Summary of what I did
My main goal here was to show you how to make a complete compiler with a help of
ANTLR. I made the compiler for the same language called “Good For Nothing” described
here. Compiler that was built there is written completely by hand. This is summary of what I did:
- I wrote combined ANTLR lexer and parser grammar with the AST tree as output from the parsing process
- I generated lexer and parser classes (with ANTLRWorks 1.4 IDE, and c# as target language (later releases of ANTLRWorks were not compatible with the C# target at the time I started using it. You can find ANTLRWorks 1.4 in the "grammar" folder of the source code I provided))
- wrote ANTLR tree grammar
- generated tree parser class from the tree grammar
- Made Visual Studio Console project, wrote code generator that emits CIL, added ANTLR generated classes to the project, and also some code that performs semantic checks, like type checking etc. (this checks are not complete, I just showed one way to do it)
Source code of the project and how to use it
Complete source code of the compiler can be downloaded
here.
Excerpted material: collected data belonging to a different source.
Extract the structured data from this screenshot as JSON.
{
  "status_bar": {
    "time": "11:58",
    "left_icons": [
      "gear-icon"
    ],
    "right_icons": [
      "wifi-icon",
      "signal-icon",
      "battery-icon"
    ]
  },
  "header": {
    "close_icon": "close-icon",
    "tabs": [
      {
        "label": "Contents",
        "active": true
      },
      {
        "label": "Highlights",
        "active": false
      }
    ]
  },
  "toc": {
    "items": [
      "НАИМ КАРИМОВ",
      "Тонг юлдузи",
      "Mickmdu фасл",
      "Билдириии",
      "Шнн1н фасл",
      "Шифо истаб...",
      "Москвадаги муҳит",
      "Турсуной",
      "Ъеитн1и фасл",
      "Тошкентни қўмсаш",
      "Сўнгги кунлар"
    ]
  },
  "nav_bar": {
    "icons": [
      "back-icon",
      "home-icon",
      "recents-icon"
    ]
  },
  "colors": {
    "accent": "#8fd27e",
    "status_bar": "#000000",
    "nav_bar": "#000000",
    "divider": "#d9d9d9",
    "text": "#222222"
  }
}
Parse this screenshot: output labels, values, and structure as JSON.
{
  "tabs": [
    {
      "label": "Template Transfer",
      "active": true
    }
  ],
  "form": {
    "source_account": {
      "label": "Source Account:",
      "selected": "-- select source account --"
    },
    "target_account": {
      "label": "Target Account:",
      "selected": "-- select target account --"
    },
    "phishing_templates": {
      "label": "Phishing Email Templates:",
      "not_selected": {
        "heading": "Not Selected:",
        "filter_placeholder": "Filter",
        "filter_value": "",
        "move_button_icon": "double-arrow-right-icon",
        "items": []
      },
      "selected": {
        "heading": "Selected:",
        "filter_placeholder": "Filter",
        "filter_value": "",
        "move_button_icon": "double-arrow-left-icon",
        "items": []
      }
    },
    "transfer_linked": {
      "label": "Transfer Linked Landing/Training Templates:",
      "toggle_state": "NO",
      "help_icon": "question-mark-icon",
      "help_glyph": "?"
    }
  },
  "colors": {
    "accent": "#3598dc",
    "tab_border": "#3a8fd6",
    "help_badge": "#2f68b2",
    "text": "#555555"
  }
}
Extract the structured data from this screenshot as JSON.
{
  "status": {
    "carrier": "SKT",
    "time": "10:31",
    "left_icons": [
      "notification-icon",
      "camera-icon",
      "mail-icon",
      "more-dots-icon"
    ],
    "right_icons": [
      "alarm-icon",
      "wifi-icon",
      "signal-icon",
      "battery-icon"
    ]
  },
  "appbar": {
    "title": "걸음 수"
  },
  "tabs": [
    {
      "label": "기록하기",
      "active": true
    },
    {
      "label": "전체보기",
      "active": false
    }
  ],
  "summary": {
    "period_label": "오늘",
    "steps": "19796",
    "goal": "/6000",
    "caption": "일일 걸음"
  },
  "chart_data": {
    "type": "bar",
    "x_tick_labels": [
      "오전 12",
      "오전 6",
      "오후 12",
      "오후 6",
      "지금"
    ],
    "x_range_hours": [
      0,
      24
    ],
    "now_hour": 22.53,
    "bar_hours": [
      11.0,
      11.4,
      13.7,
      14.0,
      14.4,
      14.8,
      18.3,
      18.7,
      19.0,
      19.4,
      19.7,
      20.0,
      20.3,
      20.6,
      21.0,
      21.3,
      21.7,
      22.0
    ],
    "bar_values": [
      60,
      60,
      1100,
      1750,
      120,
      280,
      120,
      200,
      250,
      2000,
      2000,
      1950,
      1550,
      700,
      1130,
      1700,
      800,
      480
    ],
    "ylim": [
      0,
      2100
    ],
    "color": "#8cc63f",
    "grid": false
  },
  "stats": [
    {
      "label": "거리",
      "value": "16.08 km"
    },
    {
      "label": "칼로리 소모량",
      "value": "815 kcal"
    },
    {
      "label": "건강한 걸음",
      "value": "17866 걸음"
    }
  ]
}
You can extract it and run it from the Visual Studio. When you run the solution it will open test.txt file which is placed in bin/Debug path of the solution. In test.txt there is program written in Good For Nothing Language. It is the same program that is used as an example at
http://msdn.microsoft.com/en-us/magazine/cc136756.aspx :
var ntimes = 0;
print "How much do you love this company? (1-10) ";
read_int ntimes;
var x = 0;
for x = 0 to ntimes do
print "Developers!";
end;
print "Who said sit down?!!!!!";
After compiler executes, you will find generated test.il file in the Debug folder. It will contain CIL code made by the Good For Nothing Compiler:
.assembly extern mscorlib
{
}
.assembly test
{
}
.module test.exe
.class private auto ansi test extends [mscorlib]System.Object {
.method private hidebysig static void Main(string[] args) cil managed {
.entrypoint
ldc.i4 0
.locals init ( int32 ntimes)
stloc ntimes
ldstr "How much do you love this company? (1-10) "
call void [mscorlib]System.Console::WriteLine(string)
call string [mscorlib]System.Console::ReadLine()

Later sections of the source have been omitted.